There are two levels of punishment, and the distinction matters enormously in the exam.
Level 1 — Simple default (sub-section 1): If a company fails to comply with any provision under Chapter VI (Registration of Charges — Sections 77 to 87), the company pays ₹5 lakh as a penalty, and every officer in default pays ₹50,000. Notice the word default here — this covers honest mistakes, missed deadlines, procedural slip-ups. No intent is needed. The Registrar can impose this penalty directly under the adjudication route.
Level 2 — Willful fraud (sub-section 2): This is where things get serious.
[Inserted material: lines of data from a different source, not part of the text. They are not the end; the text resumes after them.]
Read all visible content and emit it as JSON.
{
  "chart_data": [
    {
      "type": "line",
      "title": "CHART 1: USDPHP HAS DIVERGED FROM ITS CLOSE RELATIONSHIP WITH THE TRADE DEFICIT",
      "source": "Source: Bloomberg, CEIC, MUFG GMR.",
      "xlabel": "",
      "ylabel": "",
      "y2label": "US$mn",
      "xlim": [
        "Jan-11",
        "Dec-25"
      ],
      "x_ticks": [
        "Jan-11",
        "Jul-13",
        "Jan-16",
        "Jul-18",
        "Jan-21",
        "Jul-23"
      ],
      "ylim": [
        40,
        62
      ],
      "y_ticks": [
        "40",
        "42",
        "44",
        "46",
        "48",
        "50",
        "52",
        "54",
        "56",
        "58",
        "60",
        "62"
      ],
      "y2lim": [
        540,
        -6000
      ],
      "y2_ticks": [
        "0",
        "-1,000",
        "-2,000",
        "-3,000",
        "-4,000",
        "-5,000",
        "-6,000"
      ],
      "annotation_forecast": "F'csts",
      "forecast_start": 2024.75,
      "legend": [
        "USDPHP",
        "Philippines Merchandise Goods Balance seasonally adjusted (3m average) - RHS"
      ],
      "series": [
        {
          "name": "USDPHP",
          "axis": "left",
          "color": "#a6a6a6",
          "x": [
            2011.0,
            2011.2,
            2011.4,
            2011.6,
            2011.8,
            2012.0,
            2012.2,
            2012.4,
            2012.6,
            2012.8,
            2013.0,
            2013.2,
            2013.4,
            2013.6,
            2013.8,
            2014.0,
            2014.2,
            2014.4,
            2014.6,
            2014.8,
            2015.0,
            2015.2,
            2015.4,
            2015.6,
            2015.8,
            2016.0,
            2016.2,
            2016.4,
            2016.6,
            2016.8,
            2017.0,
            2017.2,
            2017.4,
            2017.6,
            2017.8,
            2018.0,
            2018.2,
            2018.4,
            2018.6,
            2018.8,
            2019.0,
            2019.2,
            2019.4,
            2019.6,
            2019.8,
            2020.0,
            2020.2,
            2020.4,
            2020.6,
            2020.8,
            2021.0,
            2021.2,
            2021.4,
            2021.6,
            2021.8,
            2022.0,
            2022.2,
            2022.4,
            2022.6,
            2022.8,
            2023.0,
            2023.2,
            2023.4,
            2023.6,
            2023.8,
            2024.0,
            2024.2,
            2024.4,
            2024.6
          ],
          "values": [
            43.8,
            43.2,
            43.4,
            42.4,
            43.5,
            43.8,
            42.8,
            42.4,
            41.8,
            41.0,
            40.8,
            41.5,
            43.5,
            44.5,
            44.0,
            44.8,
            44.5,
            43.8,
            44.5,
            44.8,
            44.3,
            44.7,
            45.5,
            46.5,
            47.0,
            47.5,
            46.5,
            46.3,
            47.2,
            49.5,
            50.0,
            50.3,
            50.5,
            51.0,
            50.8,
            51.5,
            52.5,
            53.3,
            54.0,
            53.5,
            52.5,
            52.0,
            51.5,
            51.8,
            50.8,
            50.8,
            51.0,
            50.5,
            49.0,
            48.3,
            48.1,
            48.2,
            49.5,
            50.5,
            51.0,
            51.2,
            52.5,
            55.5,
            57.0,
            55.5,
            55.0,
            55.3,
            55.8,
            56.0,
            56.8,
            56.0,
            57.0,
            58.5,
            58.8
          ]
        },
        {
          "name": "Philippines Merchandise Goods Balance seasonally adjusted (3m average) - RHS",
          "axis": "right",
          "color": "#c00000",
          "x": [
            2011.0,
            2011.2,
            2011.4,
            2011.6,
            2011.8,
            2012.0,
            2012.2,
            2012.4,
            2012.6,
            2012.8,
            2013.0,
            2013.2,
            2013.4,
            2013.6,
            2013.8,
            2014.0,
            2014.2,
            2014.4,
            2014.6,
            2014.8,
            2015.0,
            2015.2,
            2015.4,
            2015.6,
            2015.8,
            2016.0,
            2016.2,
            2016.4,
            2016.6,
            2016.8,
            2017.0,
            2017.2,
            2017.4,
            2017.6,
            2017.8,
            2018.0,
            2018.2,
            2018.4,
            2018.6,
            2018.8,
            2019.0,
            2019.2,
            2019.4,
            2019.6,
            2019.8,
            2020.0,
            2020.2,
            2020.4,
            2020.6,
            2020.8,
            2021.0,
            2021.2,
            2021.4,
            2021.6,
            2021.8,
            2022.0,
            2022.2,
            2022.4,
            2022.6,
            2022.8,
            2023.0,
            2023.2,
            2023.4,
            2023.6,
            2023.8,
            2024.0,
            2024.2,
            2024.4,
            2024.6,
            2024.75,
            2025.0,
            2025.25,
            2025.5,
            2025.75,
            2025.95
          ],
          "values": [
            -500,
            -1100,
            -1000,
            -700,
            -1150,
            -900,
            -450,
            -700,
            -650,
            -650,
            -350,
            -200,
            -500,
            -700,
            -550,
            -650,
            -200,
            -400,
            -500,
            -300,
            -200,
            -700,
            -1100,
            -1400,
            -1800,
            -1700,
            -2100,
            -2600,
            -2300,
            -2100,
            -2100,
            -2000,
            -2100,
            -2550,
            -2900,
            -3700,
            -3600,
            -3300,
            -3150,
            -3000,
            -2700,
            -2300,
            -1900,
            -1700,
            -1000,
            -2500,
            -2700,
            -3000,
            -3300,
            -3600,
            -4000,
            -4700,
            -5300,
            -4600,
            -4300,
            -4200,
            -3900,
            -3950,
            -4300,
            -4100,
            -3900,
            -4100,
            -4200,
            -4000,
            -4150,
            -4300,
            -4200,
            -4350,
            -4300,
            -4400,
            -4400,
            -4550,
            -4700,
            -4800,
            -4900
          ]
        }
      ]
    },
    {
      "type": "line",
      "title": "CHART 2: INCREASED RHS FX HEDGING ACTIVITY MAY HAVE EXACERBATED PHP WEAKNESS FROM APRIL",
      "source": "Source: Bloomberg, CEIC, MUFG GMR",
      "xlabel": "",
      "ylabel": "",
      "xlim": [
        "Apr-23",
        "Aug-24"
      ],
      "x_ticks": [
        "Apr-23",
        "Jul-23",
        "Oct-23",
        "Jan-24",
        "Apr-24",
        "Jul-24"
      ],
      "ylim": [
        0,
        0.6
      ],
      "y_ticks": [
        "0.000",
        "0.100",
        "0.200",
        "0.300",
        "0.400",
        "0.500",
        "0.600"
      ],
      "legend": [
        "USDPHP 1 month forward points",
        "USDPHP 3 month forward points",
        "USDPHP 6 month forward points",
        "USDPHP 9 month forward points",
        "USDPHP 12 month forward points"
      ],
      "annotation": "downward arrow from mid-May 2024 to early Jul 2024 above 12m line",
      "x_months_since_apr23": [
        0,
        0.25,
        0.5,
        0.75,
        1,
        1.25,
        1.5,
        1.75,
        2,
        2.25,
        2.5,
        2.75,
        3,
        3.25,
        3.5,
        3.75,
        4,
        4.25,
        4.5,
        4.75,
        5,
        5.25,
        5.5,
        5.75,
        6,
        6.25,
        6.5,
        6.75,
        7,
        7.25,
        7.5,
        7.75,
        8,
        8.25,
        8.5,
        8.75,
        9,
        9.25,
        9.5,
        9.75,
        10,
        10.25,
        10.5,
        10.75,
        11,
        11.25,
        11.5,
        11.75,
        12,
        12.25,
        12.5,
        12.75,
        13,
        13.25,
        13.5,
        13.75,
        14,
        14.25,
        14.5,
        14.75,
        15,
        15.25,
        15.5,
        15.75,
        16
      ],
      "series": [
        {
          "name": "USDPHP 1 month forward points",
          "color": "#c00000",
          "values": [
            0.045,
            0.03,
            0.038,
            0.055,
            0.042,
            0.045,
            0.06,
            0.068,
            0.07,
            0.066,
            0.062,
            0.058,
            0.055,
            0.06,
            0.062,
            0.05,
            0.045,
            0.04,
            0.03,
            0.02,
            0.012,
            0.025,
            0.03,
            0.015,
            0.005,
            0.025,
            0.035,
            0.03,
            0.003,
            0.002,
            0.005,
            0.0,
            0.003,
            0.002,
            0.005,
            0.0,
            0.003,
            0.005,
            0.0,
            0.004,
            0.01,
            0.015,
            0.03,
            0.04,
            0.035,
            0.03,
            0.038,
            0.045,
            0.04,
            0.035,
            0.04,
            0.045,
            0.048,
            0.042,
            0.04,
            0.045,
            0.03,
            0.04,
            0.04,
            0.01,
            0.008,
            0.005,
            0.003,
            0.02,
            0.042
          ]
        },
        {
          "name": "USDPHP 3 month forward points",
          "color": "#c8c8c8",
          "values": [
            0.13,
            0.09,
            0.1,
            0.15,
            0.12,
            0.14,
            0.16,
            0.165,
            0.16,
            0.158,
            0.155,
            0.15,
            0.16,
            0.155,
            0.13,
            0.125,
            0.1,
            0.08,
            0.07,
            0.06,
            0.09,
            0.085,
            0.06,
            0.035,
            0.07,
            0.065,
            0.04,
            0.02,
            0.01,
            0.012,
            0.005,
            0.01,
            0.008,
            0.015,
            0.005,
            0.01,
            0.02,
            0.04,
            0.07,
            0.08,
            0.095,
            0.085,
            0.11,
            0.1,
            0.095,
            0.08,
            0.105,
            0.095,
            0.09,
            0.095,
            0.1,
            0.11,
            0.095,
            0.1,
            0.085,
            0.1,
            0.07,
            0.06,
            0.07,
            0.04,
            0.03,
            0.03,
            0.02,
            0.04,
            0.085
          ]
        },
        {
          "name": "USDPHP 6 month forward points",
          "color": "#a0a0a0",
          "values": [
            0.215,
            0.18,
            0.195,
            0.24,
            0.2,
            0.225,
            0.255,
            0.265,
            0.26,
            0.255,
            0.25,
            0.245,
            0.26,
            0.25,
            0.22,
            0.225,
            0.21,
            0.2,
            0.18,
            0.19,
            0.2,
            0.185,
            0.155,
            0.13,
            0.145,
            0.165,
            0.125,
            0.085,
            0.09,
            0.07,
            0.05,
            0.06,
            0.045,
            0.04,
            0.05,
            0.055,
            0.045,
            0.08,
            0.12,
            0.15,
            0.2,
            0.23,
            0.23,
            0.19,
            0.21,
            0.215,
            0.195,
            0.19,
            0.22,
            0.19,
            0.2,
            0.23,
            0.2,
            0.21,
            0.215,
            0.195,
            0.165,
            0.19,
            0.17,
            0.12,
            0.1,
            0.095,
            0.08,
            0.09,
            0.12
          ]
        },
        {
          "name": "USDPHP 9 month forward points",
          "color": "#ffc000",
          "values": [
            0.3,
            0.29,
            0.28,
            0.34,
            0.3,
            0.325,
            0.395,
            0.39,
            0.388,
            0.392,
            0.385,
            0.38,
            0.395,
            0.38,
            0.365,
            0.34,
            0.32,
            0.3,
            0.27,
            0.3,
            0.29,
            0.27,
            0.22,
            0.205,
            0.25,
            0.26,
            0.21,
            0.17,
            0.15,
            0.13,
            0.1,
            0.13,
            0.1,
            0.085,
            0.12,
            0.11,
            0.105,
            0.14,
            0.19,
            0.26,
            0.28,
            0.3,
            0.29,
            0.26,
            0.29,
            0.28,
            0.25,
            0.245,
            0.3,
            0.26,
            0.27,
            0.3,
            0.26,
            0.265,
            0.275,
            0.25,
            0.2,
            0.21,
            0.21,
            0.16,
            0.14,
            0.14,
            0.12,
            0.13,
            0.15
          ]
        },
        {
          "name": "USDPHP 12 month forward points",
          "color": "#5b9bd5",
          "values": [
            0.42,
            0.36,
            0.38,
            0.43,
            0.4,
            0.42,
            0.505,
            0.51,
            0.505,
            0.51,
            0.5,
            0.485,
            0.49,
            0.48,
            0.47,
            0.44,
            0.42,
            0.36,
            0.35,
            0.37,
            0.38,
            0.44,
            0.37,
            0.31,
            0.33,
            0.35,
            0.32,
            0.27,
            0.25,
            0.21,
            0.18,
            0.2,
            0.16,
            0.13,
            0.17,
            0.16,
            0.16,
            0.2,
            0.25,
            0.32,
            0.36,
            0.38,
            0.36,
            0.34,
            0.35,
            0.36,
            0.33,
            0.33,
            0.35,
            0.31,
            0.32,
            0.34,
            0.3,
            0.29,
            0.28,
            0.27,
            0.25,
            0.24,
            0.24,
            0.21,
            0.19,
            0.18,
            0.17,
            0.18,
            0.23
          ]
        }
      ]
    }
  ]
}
If any person willfully furnishes false or incorrect information, or knowingly suppresses material information that was required to be registered under Section 77, they are pushed straight to Section 447 — Fraud. Section 447 carries imprisonment of up to 10 years plus a fine that can go up to three times the amount involved. This is not a penalty — it is a criminal prosecution. The key trigger words are willfully and knowingly — deliberate wrongdoing, not an innocent error.
This section is asked frequently as a 4-mark question where students must distinguish between the two sub-sections or calculate total penalties. Remember: the company and each defaulting officer are penalised separately — penalties are not shared. Also note that sub-section 2 references Section 77 specifically (creation/modification of charge), not the entire chapter.